Marcus Burton appeals his convictions of attempted second-degree murder, aggravated assault and shooting at or into a vehicle. Burton challenges his attempted second-degree murder conviction based on the trial court’s un-objected use of Standard Jury Instruction (Criminal) 6.6 to instruct on the lesser-included offense of attempted voluntary manslaughter. We agree that the instruction was fundamentally flawed and reverse for a new trial as to that charge. We affirm Burton’s convictions for aggravated assault and shooting at or into an occupied vehicle without further comment.
In State v. Montgomery, 39 So.3d 252 (Fla.2010), approving Montgomery v. State, 70 So.3d 603 (Fla. 1st DCA 2009), the supreme court held that the standard jury instruction for manslaughter by act was fundamentally erroneous because it required the State to prove that the defendant “intentionally caused the death” of the victim, although the intent to kill is not an element of manslaughter. 39 So.3d at 256. Because the instruction required the jury to find that the defendant intended to kill the victim in order to convict of the lesser offense of voluntary manslaughter by act, the court reasoned that the defendant was deprived of the jury’s full consideration of the category 1 lesser offense.

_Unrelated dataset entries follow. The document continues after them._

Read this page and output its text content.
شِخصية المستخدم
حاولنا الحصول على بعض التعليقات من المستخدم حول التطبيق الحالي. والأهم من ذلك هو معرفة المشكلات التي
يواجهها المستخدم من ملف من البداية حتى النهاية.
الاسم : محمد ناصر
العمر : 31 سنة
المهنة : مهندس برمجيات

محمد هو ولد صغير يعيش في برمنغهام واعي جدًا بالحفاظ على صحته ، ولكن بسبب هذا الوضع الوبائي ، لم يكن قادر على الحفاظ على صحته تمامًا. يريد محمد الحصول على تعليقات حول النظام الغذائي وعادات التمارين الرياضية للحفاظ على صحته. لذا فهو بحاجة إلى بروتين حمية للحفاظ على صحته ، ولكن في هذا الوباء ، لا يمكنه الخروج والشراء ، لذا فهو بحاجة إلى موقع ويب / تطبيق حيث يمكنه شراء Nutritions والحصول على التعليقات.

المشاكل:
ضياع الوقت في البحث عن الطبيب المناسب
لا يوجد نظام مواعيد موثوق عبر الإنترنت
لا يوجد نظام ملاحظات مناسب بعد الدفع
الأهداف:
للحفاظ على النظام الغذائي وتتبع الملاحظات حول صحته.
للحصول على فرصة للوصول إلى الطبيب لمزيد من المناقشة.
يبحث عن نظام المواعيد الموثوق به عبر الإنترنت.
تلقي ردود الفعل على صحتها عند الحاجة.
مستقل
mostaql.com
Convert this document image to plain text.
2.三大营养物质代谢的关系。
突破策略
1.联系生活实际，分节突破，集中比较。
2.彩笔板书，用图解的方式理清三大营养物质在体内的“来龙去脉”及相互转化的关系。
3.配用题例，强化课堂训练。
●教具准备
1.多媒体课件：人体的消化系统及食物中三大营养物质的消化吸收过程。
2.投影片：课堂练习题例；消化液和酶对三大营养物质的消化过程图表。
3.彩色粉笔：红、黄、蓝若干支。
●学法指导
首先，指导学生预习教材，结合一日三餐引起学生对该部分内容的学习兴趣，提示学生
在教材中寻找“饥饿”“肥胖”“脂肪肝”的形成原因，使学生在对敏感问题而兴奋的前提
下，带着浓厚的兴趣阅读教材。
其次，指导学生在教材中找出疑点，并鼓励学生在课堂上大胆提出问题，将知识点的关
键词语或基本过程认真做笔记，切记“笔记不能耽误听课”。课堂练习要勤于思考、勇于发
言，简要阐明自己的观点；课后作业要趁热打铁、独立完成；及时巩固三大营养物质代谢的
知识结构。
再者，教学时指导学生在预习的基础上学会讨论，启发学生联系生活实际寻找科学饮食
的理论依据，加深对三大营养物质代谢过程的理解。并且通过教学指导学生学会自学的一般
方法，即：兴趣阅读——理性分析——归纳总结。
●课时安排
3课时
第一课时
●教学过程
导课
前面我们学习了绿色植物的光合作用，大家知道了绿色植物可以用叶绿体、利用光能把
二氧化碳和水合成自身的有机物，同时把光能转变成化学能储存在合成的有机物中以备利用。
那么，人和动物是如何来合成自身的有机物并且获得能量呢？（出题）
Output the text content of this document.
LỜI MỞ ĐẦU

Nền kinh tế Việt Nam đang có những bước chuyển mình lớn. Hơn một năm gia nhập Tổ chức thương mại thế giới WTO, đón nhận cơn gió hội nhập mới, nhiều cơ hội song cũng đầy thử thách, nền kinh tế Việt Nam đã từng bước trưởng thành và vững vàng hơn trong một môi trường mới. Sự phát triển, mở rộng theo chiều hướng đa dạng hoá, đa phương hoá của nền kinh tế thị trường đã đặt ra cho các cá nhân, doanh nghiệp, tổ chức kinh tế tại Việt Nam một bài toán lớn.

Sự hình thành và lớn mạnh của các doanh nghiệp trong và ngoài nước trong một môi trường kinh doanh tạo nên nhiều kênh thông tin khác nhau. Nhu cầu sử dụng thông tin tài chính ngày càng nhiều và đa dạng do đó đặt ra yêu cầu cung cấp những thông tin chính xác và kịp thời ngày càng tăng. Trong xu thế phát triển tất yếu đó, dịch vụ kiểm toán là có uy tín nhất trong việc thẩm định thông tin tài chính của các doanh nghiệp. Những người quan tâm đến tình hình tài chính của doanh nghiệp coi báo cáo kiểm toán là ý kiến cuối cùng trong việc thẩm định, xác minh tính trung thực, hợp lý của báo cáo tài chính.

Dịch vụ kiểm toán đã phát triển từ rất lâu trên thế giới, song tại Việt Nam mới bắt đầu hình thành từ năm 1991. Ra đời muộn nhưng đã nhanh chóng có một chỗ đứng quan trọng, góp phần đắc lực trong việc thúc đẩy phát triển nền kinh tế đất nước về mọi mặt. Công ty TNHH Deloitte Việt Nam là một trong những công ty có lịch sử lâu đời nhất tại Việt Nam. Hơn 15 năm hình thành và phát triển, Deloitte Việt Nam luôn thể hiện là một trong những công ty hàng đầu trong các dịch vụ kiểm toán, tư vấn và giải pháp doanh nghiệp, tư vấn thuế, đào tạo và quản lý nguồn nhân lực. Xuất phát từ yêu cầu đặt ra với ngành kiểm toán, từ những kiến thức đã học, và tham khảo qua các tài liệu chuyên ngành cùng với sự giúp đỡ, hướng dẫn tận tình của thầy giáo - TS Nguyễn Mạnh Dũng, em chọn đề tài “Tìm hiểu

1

Since Montgomery, the First and Fourth District Courts of Appeal have considered whether its holding is equally applicable to the jury instruction for the *789offense of attempted manslaughter by act and in doing so, reached opposite results. In Lamb v. State, 18 So.3d 734 (Fla. 1st DCA 2009), the First District, citing Montgomery, answered this question in the affirmative. See also Rushing v. State, — So.3d -, - (Fla. 1st DCA 2010) (holding standard jury instruction for attempted voluntary manslaughter “suffers from the very same infirmities as the instruction in Montgomery ”).1 Conversely, the Fourth District, in Williams v. State, 40 So.3d 72 (Fla. 4th DCA 2010), ruled otherwise and certified conflict with Lamb.
Having considered the supreme court’s holding in Montgomery, we believe the analysis in Lamb and Rushing is correct, and conclude that the jury instruction utilized here for attempted manslaughter, which required proof of intent to kill, was fundamental error.
For these reasons, we reverse Burton’s conviction of attempted second-degree murder and remand for a new trial on that charge. In doing so, we certify express and direct conflict with Williams.
AFFIRMED in part; REVERSED in part; CONFLICT CERTIFIED.
GRIFFIN, J., concurs. LAWSON, J., concurs, with opinion.. Because the instruction concerned an offense only one'step removed from the crime for which the defendant was convicted, the error is not subject to a harmless error analysis. See Pena v. State, 901 So.2d 781 (Fla.2005).